I remember looking at my husband and he didn’t have a clue what this meant. Rico went home to look it up and I got in my car and cried the hardest I think I have ever cried. What would become of our little man. The sick feeling of this can’t possibly be happening is all I kept thinking. What would we tell our daughters, Alexis who is fifteen years old and Lillie who is ten years old? Would they understand?
We were scheduled to meet with Dr. Kaplan the following morning. Representatives from CHOP met us in the main entrance of the hospital and I kept staring at them as they smiled in an “I’m so sorry” way and I knew at that moment how serious this was. They escorted us up to the floor Dr. Kaplan was located on and we went to the waiting room. We were there for about ten minutes when a gentleman came up and sat on the floor with AJ and I and started playing memory with us. It wasn’t until a few minutes later he introduced himself as Dr. Kaplan.
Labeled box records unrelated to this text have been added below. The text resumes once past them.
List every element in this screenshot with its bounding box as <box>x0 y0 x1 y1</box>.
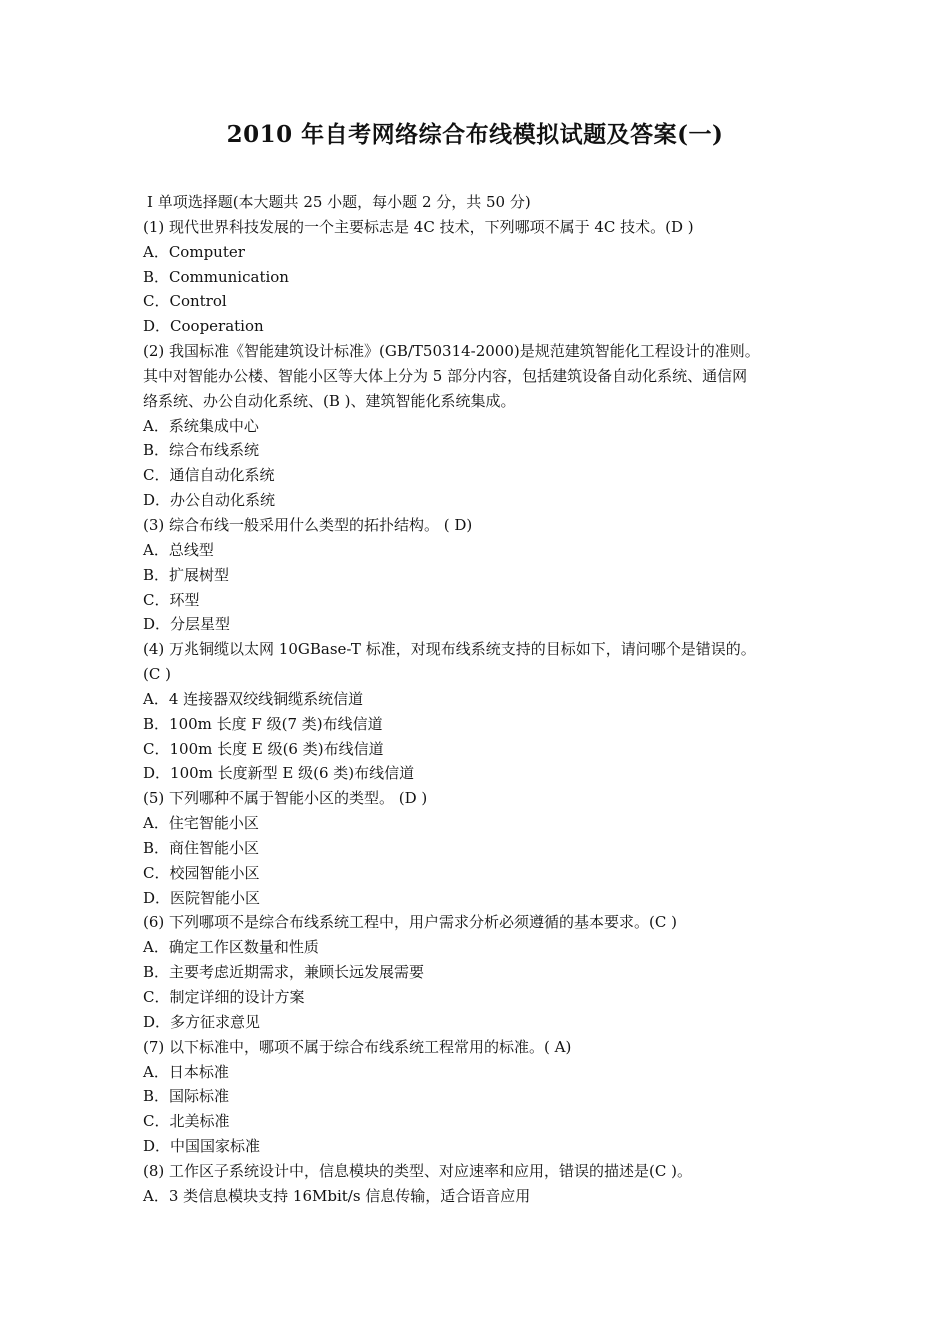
answer-option: C．北美标准 <box>143 1112 230 1131</box>
answer-option: B．综合布线系统 <box>143 441 260 460</box>
answer-option: B．商住智能小区 <box>143 838 260 857</box>
question-stem-line: (7) 以下标准中，哪项不属于综合布线系统工程常用的标准。( A) <box>143 1037 572 1056</box>
section-heading: Ⅰ 单项选择题(本大题共 25 小题，每小题 2 分，共 50 分) <box>147 193 531 211</box>
question-stem-line: 其中对智能办公楼、智能小区等大体上分为 5 部分内容，包括建筑设备自动化系统、通信网 <box>143 366 748 385</box>
answer-option: A．系统集成中心 <box>143 416 259 435</box>
answer-option: C．环型 <box>143 590 200 609</box>
question-stem-line: (4) 万兆铜缆以太网 10GBase-T 标准，对现布线系统支持的目标如下，请问哪个是错误的。 <box>143 640 756 659</box>
question-stem-line: (5) 下列哪种不属于智能小区的类型。 (D ) <box>143 789 428 808</box>
question-stem-line: (6) 下列哪项不是综合布线系统工程中，用户需求分析必须遵循的基本要求。(C ) <box>143 913 677 932</box>
answer-option: A．Computer <box>143 242 245 261</box>
answer-option: A．确定工作区数量和性质 <box>143 938 319 957</box>
question-stem-line: (8) 工作区子系统设计中，信息模块的类型、对应速率和应用，错误的描述是(C )。 <box>143 1161 692 1180</box>
answer-option: D．医院智能小区 <box>143 888 261 907</box>
answer-option: A．住宅智能小区 <box>143 814 259 833</box>
question-stem-line: (2) 我国标准《智能建筑设计标准》(GB/T50314-2000)是规范建筑智能化工程设计的准则。 <box>143 342 760 361</box>
answer-option: B．100m 长度 F 级(7 类)布线信道 <box>143 714 383 733</box>
answer-option: D．办公自动化系统 <box>143 491 276 510</box>
answer-option: C．100m 长度 E 级(6 类)布线信道 <box>143 739 384 758</box>
answer-option: A．3 类信息模块支持 16Mbit/s 信息传输，适合语音应用 <box>143 1186 531 1205</box>
answer-option: B．Communication <box>143 267 289 286</box>
answer-option: D．中国国家标准 <box>143 1137 261 1156</box>
question-stem-line: (1) 现代世界科技发展的一个主要标志是 4C 技术，下列哪项不属于 4C 技术。(D ) <box>143 217 694 236</box>
question-stem-line: (C ) <box>143 665 171 684</box>
answer-option: B．国际标准 <box>143 1087 230 1106</box>
answer-option: D．100m 长度新型 E 级(6 类)布线信道 <box>143 764 415 783</box>
document-body <box>143 190 823 1209</box>
answer-option: A．4 连接器双绞线铜缆系统信道 <box>143 689 364 708</box>
answer-option: C．Control <box>143 292 227 311</box>
answer-option: D．多方征求意见 <box>143 1012 261 1031</box>
answer-option: B．主要考虑近期需求，兼顾长远发展需要 <box>143 963 425 982</box>
question-stem-line: (3) 综合布线一般采用什么类型的拓扑结构。 ( D) <box>143 515 473 534</box>
answer-option: B．扩展树型 <box>143 565 230 584</box>
document-title: 2010 年自考网络综合布线模拟试题及答案(一) <box>226 121 724 148</box>
question-stem-line: 络系统、办公自动化系统、(B )、建筑智能化系统集成。 <box>143 391 516 410</box>
answer-option: C．制定详细的设计方案 <box>143 988 305 1006</box>
answer-option: A．总线型 <box>143 540 214 559</box>
answer-option: D．Cooperation <box>143 317 264 336</box>
answer-option: D．分层星型 <box>143 615 231 634</box>
answer-option: C．通信自动化系统 <box>143 466 275 485</box>
answer-option: A．日本标准 <box>143 1062 229 1081</box>
answer-option: C．校园智能小区 <box>143 863 260 882</box>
He will never know how much his kindness in those moments would mean to us.
We went to his office with what seemed like an absurd amount of people, the geneticist who figured this out and her assistant and they brought along an intern to keep AJ company, Kay and Dr. Kaplan. Dr. Kaplan looked over AJ, Rico and I. Then the intern left the room with AJ and I knew it was coming.
My husband I think believed they were wrong; they made a mistake. He asked me the weirdest yet harshest questions. But his diagnosis is correct. It goes from one extreme to the other… AJ will never be allowed to play contact sports, he will need an aid in school for fall prevention, no intramuscular shots, and I remember thinking well at this point what can he do? What I took from that day was AJ’s FOP is sleeping at the moment but when it awakens it will be fierce. In the meantime we are to let him be a kid as much as he can because we don’t know when it will happen. I honestly don’t know what to say to that. You want your children to live a happy normal life but what do you do when life throws you this?
Right now all we have is hope… Hope for AJ’s future, Hope for a cure, Hope for Medicine, Hope that everyone with FOP will be ok.
I know our journey has only begun and the one thing I know for sure is that we will become knowledgeable and fight along with everyone else in raising money to find a cure for FOP!